Issued by: Truth and Reconciliation Commission
STATEMENT BY DR WENDY ORR, CONVENOR OF THE WESTERN AND NORTHERN CAPE OFFICES OF THE TRUTH AND RECONCILIATION COMMISSION
Wednesday, January 29,1997
The TRC is to hold a special hearing in June on the role of doctors and other health care professionals in perpetrating, colluding with and preventing human rights violations of the past.
Significant progress has been made in terms of the Health Care Sector's commitment to making submissions about its role during apartheid years. One of the special submissions planned for the hearing is on death of black consciousness leader, Steve Biko, in 1977.
Both the Medical Association of South Africa (MASA) and the South African Interim Medical and Dental Council (SAIMDC ) have employed researchers to go through their archives and assist in the drawing up of submissions.
In addition, the director-general of Mental Health, Dr Melvyn Freeman, has been appointed by Dr Olive Shisana, to coordinate the submission from the Department of Health.
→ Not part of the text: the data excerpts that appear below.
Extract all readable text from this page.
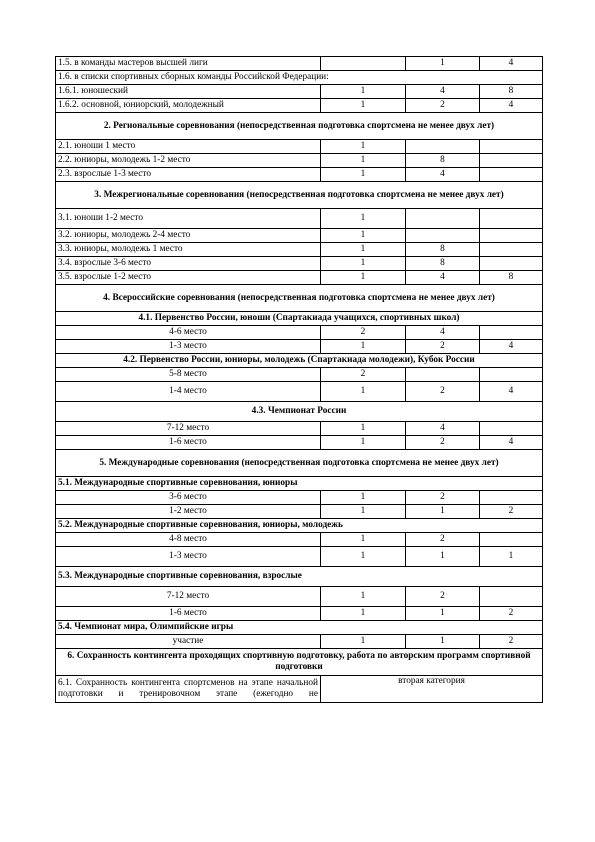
1.5. в команды мастеров высшей лиги		1	4
1.6. в списки спортивных сборных команды Российской Федерации:			
1.6.1. юношеский	1	4	8
1.6.2. основной, юниорский, молодежный	1	2	4
2. Региональные соревнования (непосредственная подготовка спортсмена не менее двух лет)			
2.1. юноши 1 место	1		
2.2. юниоры, молодежь 1-2 место	1	8	
2.3. взрослые 1-3 место	1	4	
3. Межрегиональные соревнования (непосредственная подготовка спортсмена не менее двух лет)			
3.1. юноши 1-2 место	1		
3.2. юниоры, молодежь 2-4 место	1		
3.3. юниоры, молодежь 1 место	1	8	
3.4. взрослые 3-6 место	1	8	
3.5. взрослые 1-2 место	1	4	8
4. Всероссийские соревнования (непосредственная подготовка спортсмена не менее двух лет)			
4.1. Первенство России, юноши (Спартакиада учащихся, спортивных школ)			
4-6 место	2	4	
1-3 место	1	2	4
4.2. Первенство России, юниоры, молодежь (Спартакиада молодежи), Кубок России			
5-8 место	2		
1-4 место	1	2	4
4.3. Чемпионат России			
7-12 место	1	4	
1-6 место	1	2	4
5. Международные соревнования (непосредственная подготовка спортсмена не менее двух лет)			
5.1. Международные спортивные соревнования, юниоры			
3-6 место	1	2	
1-2 место	1	1	2
5.2. Международные спортивные соревнования, юниоры, молодежь			
4-8 место	1	2	
1-3 место	1	1	1
5.3. Международные спортивные соревнования, взрослые			
7-12 место	1	2	
1-6 место	1	1	2
5.4. Чемпионат мира, Олимпийские игры			
участие	1	1	2
6. Сохранность контингента проходящих спортивную подготовку, работа по авторским программ спортивной подготовки			
6.1. Сохранность контингента спортсменов на этапе начальной подготовки и тренировочном этапе (ежегодно не	вторая категория		
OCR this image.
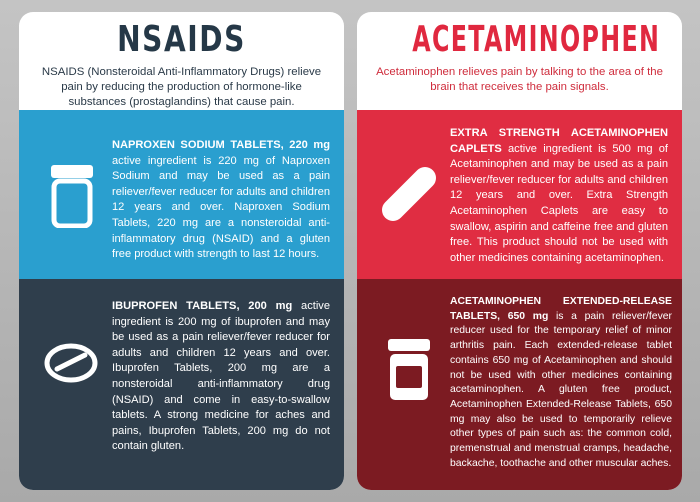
NSAIDS
NSAIDS (Nonsteroidal Anti-Inflammatory Drugs) relieve pain by reducing the production of hormone-like substances (prostaglandins) that cause pain.
NAPROXEN SODIUM TABLETS, 220 mg active ingredient is 220 mg of Naproxen Sodium and may be used as a pain reliever/fever reducer for adults and children 12 years and over. Naproxen Sodium Tablets, 220 mg are a nonsteroidal anti-inflammatory drug (NSAID) and a gluten free product with strength to last 12 hours.
IBUPROFEN TABLETS, 200 mg active ingredient is 200 mg of ibuprofen and may be used as a pain reliever/fever reducer for adults and children 12 years and over. Ibuprofen Tablets, 200 mg are a nonsteroidal anti-inflammatory drug (NSAID) and come in easy-to-swallow tablets. A strong medicine for aches and pains, Ibuprofen Tablets, 200 mg do not contain gluten.
ACETAMINOPHEN
Acetaminophen relieves pain by talking to the area of the brain that receives the pain signals.
EXTRA STRENGTH ACETAMINOPHEN CAPLETS active ingredient is 500 mg of Acetaminophen and may be used as a pain reliever/fever reducer for adults and children 12 years and over. Extra Strength Acetaminophen Caplets are easy to swallow, aspirin and caffeine free and gluten free. This product should not be used with other medicines containing acetaminophen.
ACETAMINOPHEN EXTENDED-RELEASE TABLETS, 650 mg is a pain reliever/fever reducer used for the temporary relief of minor arthritis pain. Each extended-release tablet contains 650 mg of Acetaminophen and should not be used with other medicines containing acetaminophen. A gluten free product, Acetaminophen Extended-Release Tablets, 650 mg may also be used to temporarily relieve other types of pain such as: the common cold, premenstrual and menstrual cramps, headache, backache, toothache and other muscular aches.
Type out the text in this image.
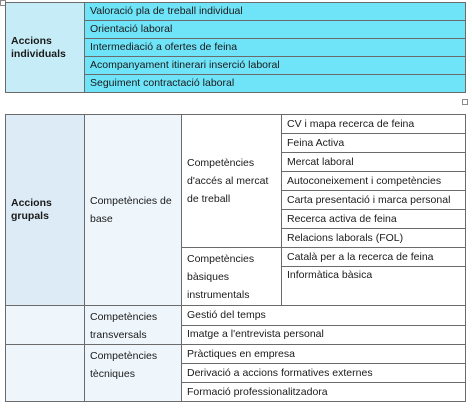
Accions individuals	Valoració pla de treball individual
Orientació laboral
Intermediació a ofertes de feina
Acompanyament itinerari inserció laboral
Seguiment contractació laboral
Accions grupals	Competències de base	Competències d'accés al mercat de treball	CV i mapa recerca de feina
			Feina Activa
			Mercat laboral
			Autoconeixement i competències
			Carta presentació i marca personal
			Recerca activa de feina
			Relacions laborals (FOL)
		Competències bàsiques instrumentals	Català per a la recerca de feina
			Informàtica bàsica
	Competències transversals	Gestió del temps	
		Imatge a l'entrevista personal	
	Competències tècniques	Pràctiques en empresa	
		Derivació a accions formatives externes	
		Formació professionalitzadora	
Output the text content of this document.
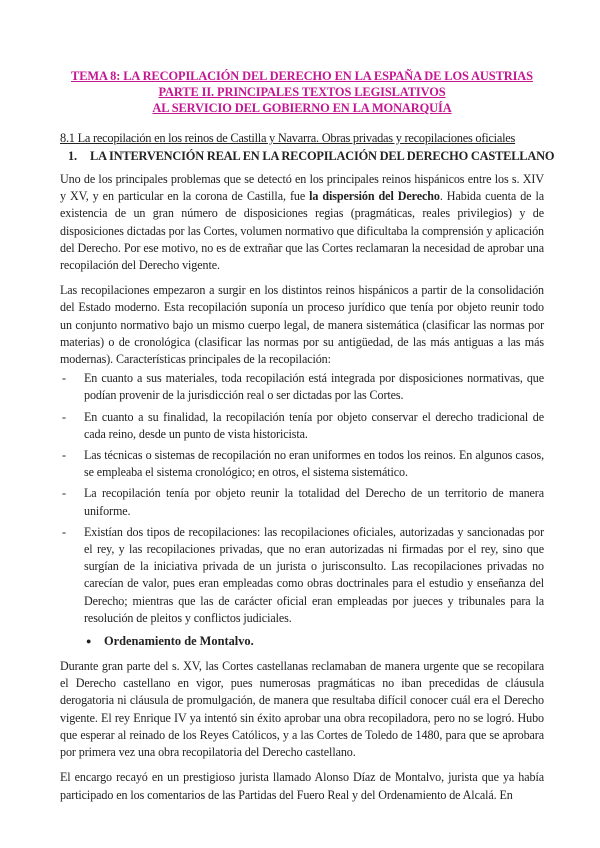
TEMA 8: LA RECOPILACIÓN DEL DERECHO EN LA ESPAÑA DE LOS AUSTRIAS
PARTE II. PRINCIPALES TEXTOS LEGISLATIVOS
AL SERVICIO DEL GOBIERNO EN LA MONARQUÍA
8.1 La recopilación en los reinos de Castilla y Navarra. Obras privadas y recopilaciones oficiales
1. LA INTERVENCIÓN REAL EN LA RECOPILACIÓN DEL DERECHO CASTELLANO

Uno de los principales problemas que se detectó en los principales reinos hispánicos entre los s. XIV y XV, y en particular en la corona de Castilla, fue la dispersión del Derecho. Habida cuenta de la existencia de un gran número de disposiciones regias (pragmáticas, reales privilegios) y de disposiciones dictadas por las Cortes, volumen normativo que dificultaba la comprensión y aplicación del Derecho. Por ese motivo, no es de extrañar que las Cortes reclamaran la necesidad de aprobar una recopilación del Derecho vigente.

Las recopilaciones empezaron a surgir en los distintos reinos hispánicos a partir de la consolidación del Estado moderno. Esta recopilación suponía un proceso jurídico que tenía por objeto reunir todo un conjunto normativo bajo un mismo cuerpo legal, de manera sistemática (clasificar las normas por materias) o de cronológica (clasificar las normas por su antigüedad, de las más antiguas a las más modernas). Características principales de la recopilación:

- En cuanto a sus materiales, toda recopilación está integrada por disposiciones normativas, que podían provenir de la jurisdicción real o ser dictadas por las Cortes.
- En cuanto a su finalidad, la recopilación tenía por objeto conservar el derecho tradicional de cada reino, desde un punto de vista historicista.
- Las técnicas o sistemas de recopilación no eran uniformes en todos los reinos. En algunos casos, se empleaba el sistema cronológico; en otros, el sistema sistemático.
- La recopilación tenía por objeto reunir la totalidad del Derecho de un territorio de manera uniforme.
- Existían dos tipos de recopilaciones: las recopilaciones oficiales, autorizadas y sancionadas por el rey, y las recopilaciones privadas, que no eran autorizadas ni firmadas por el rey, sino que surgían de la iniciativa privada de un jurista o jurisconsulto. Las recopilaciones privadas no carecían de valor, pues eran empleadas como obras doctrinales para el estudio y enseñanza del Derecho; mientras que las de carácter oficial eran empleadas por jueces y tribunales para la resolución de pleitos y conflictos judiciales.
● Ordenamiento de Montalvo.

Durante gran parte del s. XV, las Cortes castellanas reclamaban de manera urgente que se recopilara el Derecho castellano en vigor, pues numerosas pragmáticas no iban precedidas de cláusula derogatoria ni cláusula de promulgación, de manera que resultaba difícil conocer cuál era el Derecho vigente. El rey Enrique IV ya intentó sin éxito aprobar una obra recopiladora, pero no se logró. Hubo que esperar al reinado de los Reyes Católicos, y a las Cortes de Toledo de 1480, para que se aprobara por primera vez una obra recopilatoria del Derecho castellano.

El encargo recayó en un prestigioso jurista llamado Alonso Díaz de Montalvo, jurista que ya había participado en los comentarios de las Partidas del Fuero Real y del Ordenamiento de Alcalá. En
The Democratic Nursing Organisation of South Africa (Denosa) will also submit a paper on the role of nurses. The Psychiatric Association (a sub-group of MASA) will also be making its own submission.
The Trauma Centre in Cape Town announced this week that it, too, in conjunction with the Dept of Community Health at UCT, will prepare a submission, based on their new research project called Human Rights and Medical Accountability in South Africa. The project will be sponsoring two full-time research fellowships for a two-year period to undertake this work, including the documentation of cases of human rights violations involving health professionals as victims, perpetrators and bystanders. The fellowships will probably be named after one of the victims of a gross human rights violation, but consultations with the families are still ongoing.
Representatives from the health sector resolved to go ahead with such a hearing at a meeting of role-players held in November last year in Cape Town. The coordinating committee feels, however, that Kwazulu/Natal and the Eastern Cape were not adequately represented at that meeting. As these were both areas in which a high incidence of violations took place, we feel it is vital that they be fully involved in this process. To this end, a meeting will be held on February 15 in Kwazulu/Natal to inform all relevant role-players of the hearing and its purpose. This meeting will also be attended by the province's MEC for Health, Dr Zweli Mkhize, NGO's and academics. A similar meeting is planned for the Eastern Cape.
After the hearing, to be held in Cape Town, another national meeting will be convened in order to discuss the submissions and the way forward. The submissions will also be used for a chapter in the final report of the Commission.
The hearing is provisionally scheduled for 17 and 18 June this year. We have asked for the submissions to reach us a month before the hearing (16 May 1997), to give us adequate opportunity to study them. Ms Mary Rayner of Amnesty International and Dr Robert Lawrence of the AAAS have indicated their willingness to assist the TRC in this process. Submissions will be accepted from all individuals and institutions wishing to make a statement on the role of the health care sector in human rights abuses during the years under review (March 1960 to May 1994).
We have drawn up guidelines to assist in the preparation of submissions, be they from organisations, individuals or groups. These include the definition of abuse, ethical obligations of health professionals, links between health professional ethics and human rights, why abuse occurs and recommendations for preventing future abuses. Copies of the guidelines are available from the Commission's Cape Town offices.
The TRC wishes to use this opportunity to state our appreciation for MASA's assistance in recruiting doctors who are willing to provide free medical care and advice to victims who approach the TRC. Referrals to these doctors are being made by the Cape Town office and this has resulted in more and more doctors in the Western and Northern Cape offering their services. The commission feels the medical profession is starting to show its commitment to healing the wounds of the past and we are most thankful for this.